Deficit della visione dei colori
Vedi anche: CVD, color blindness, colour blindness, colour vision deficiency
Termine ombrello per le condizioni genetiche o acquisite che influenzano la percezione dei colori. Colpisce circa l'8% degli uomini e lo 0,5% delle donne a livello mondiale. Il criterio WCAG 1.4.1 vieta il colore come unico mezzo per trasmettere informazioni.
Il deficit della visione dei colori (CVD) — spesso impropriamente chiamato «daltonismo» — indica una famiglia di condizioni genetiche o acquisite che influenzano il modo in cui l’occhio percepisce i colori. La prevalenza è di circa l’8% degli uomini e lo 0,5% delle donne a livello mondiale, il che lo rende di gran lunga il deficit visivo più comune.
I principali tipi
- Deuteranopia / deuteranomalia — CVD rosso-verde, il più diffuso in assoluto. Il rosso e il verde sono difficili da distinguere; particolarmente problematico a bassa saturazione.
- Protanopia / protanomalia — anch’esso rosso-verde, ma con un difetto diverso delle cellule a cono. I rossi appaiono più scuri; la confusione rosso-verde è simile per schema alla deuteranopia.
- Tritanopia / tritanomalia — CVD blu-giallo. Molto più raro (prevalenza ~0,01%). Blu e giallo vengono confusi.
- Monocromazia / acromatopsia — vero daltonismo; completa incapacità di percepire i colori. Estremamente raro (~1 caso su 30.000).
Il termine comune «daltonismo» si riferisce di solito alla deuteranopia o alla protanopia — la famiglia rosso-verde. La gravità varia enormemente, da lievi difficoltà di discriminazione all’incapacità quasi totale di distinguere il rosso dal verde.
Cosa richiede WCAG
Il criterio pertinente è 1.4.1 Uso del colore — Livello A — che stabilisce che il colore non può essere utilizzato come unico mezzo per trasmettere informazioni, indicare un’azione, sollecitare una risposta o distinguere un elemento visivo.
In pratica ciò esclude:
- Validazione dei moduli tramite solo colore. Un bordo rosso attorno a un campo non valido, senza icona di errore e senza messaggio testuale, non è conforme.
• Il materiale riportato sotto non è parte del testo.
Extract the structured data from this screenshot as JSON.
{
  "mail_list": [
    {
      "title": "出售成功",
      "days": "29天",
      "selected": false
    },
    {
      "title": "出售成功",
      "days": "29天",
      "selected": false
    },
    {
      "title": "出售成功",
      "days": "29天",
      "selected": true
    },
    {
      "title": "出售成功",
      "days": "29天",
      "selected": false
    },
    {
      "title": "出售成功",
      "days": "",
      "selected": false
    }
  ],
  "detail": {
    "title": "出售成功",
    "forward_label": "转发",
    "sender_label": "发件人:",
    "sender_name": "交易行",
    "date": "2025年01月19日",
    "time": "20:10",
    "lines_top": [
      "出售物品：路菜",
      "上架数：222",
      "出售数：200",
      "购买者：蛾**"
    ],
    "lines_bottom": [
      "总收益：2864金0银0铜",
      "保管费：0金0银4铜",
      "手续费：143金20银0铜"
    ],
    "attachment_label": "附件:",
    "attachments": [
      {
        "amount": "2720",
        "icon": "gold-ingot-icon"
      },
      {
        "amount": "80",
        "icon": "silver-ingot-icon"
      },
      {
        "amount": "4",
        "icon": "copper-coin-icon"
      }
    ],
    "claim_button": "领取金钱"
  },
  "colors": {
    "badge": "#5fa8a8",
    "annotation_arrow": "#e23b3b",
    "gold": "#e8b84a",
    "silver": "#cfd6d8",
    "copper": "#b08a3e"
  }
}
L’utente con CVD non percepisce il bordo come rosso.
- Serie nei grafici identificate solo dal colore. Un grafico a linee con cinque serie in colori diversi e senza etichette accanto a ciascuna linea. Gli utenti con CVD non riescono a distinguere le serie.
- Badge di stato identificati solo dal colore. Un elenco di elementi in cui verde = ok e rosso = errore, senza testo né icona. Gli utenti con CVD non riescono a distinguerli.
Cosa questo non significa
Il criterio 1.4.1 NON vieta l’uso del colore per trasmettere informazioni — richiede soltanto che il colore non sia il solo mezzo. Pertanto:
- Bordo rosso di errore + icona di errore + testo del messaggio di errore = conforme. (Il colore rinforza il significato, ma non lo porta da solo.)
- Serie nel grafico identificate da colore + forma della linea (continua, tratteggiata, punteggiata) + etichette alle estremità = conforme.
- Badge di stato con colore + icona + testo = conforme.
Test per il CVD
Tre metodi di verifica ragionevoli:
- Simulazione. Le estensioni del browser (Funkify, Stark, axe DevTools Pro) mostrano la pagina così come la vedrebbe un utente con CVD. Utile per controlli spot durante lo sviluppo.
- Conversione in scala di grigi. Un rapido controllo di coerenza — se il design funziona ancora in puro grigio, funziona per la maggior parte dei pattern CVD.
- Test con utenti reali. Coinvolgere persone con CVD nelle sessioni di usabilità. Meglio di qualsiasi simulazione.
Cosa non è CVD, ma è adiacente
Il deficit della visione dei colori è distinto da:
- Ridotta sensibilità al contrasto — occhi anziani, condizioni di ipovisione — affrontata dalle regole di contrasto WCAG 1.4.3/1.4.11.
- Fotofobia — sensibilità alla luce — affrontata dalle preferenze di riduzione del movimento e dalle opzioni di modalità scura.
- Cataratta o ingiallimento del cristallino — comune con l’età, modifica la temperatura del colore percepita senza produrre i pattern classici del CVD.
Progettare per il CVD è un requisito di base per tutti, ma non sostituisce la conformità al contrasto, la modalità scura o la riduzione del movimento come pratiche separate.